Hallo scarlett :smile: ,

wir hatten noch nicht das Vergnügen,

wer anderes sucht, der findet diesen Text, so ging es mir,

Nach dem ersten Lesen klingt mir am Ende nach:
"nein, dies alles weißt du nicht".

So, so, dass also auch nicht, flüsterte ich mir ein,
und dies ist nicht gerade ein beglückender Gedanke,

also frag ich mich unwillkürlich,
wie es ist, wenn ich mir vorstelle,
wenn mein herz
an mondzeigern hängt und im takt
der sonnenuhren schlägt.

(das Bild gefällt mir :smile:),

Es könnte viellleicht das umschreiben:
Mein Herz schlägt tagsüber.
zur Mondzeit hängt es seinen Träumen nach.

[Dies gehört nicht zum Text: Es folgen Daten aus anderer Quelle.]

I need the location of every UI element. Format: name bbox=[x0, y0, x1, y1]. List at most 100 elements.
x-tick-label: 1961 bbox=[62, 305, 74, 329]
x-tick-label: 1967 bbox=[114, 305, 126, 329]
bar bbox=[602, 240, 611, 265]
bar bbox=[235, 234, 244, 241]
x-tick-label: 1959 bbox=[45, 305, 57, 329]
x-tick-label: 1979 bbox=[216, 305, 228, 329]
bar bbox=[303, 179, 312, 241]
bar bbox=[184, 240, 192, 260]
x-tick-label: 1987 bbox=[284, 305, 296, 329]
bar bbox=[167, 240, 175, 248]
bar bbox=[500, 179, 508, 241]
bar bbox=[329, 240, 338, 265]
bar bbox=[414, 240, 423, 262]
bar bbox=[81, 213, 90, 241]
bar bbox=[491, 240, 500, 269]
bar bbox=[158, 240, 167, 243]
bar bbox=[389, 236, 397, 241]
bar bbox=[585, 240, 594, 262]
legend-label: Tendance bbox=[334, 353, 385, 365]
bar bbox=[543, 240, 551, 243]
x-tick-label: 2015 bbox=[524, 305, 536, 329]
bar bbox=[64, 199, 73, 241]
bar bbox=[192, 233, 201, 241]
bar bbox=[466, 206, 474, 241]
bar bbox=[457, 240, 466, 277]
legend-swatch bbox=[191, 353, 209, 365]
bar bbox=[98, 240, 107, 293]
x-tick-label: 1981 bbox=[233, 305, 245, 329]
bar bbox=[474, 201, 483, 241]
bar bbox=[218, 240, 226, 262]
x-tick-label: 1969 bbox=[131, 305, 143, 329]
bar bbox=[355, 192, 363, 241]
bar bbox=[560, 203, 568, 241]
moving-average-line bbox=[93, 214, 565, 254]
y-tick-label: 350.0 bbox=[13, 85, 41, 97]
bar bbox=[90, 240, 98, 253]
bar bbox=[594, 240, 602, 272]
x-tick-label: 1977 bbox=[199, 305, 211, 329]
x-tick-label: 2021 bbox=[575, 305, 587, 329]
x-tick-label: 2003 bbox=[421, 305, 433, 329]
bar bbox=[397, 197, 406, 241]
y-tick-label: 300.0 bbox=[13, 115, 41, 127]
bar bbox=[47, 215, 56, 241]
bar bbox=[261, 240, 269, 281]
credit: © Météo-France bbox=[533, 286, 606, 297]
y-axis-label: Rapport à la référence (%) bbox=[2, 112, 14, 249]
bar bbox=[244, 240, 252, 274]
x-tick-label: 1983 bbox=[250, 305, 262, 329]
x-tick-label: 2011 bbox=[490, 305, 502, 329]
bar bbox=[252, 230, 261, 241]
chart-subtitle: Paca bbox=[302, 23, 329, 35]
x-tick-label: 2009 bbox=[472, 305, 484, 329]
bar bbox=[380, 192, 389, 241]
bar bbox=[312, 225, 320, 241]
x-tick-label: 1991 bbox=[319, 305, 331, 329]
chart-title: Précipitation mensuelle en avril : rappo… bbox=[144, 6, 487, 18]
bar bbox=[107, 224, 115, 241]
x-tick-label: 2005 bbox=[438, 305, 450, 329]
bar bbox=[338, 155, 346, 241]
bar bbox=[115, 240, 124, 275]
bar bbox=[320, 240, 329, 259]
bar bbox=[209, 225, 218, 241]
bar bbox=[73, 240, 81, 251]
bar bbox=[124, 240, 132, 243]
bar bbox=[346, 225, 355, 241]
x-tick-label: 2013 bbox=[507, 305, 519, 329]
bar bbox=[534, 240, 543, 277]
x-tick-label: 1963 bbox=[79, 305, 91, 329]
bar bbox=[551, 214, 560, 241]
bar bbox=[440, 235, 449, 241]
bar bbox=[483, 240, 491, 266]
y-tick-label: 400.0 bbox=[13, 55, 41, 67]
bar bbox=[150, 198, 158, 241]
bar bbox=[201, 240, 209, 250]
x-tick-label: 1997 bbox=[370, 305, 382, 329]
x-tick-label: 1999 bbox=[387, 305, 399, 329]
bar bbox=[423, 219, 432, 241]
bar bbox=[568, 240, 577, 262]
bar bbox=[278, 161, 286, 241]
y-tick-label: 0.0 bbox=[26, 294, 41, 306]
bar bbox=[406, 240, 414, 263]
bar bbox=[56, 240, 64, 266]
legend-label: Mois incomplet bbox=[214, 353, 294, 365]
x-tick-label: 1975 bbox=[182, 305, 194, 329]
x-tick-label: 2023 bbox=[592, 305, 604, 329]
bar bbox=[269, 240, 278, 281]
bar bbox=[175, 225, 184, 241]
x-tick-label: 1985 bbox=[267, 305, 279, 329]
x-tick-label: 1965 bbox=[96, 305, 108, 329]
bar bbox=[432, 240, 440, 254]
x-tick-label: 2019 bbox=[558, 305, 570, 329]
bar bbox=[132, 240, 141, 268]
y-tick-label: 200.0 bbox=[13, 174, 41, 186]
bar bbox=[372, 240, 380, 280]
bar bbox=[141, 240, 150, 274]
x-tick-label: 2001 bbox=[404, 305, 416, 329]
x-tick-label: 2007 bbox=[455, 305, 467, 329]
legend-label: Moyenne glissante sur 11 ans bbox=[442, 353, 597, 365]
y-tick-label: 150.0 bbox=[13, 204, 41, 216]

"hungersehnsucht nicht geschmeckt im gelbroten feld"

ich denk mir, es gibt viele Formen von Hunger,
auch auf anderen Feldern,

Der Text wirkt vom Ton her schon etwas anklagend, da möchte ich als Leser schon wissen, warum,
er kippt meinem Geschmack nach zu sehr ab in die Schiene "Betroffenheitslyrik",
auch wenn ich den Schmerz in den Zeilen rauslesen kann.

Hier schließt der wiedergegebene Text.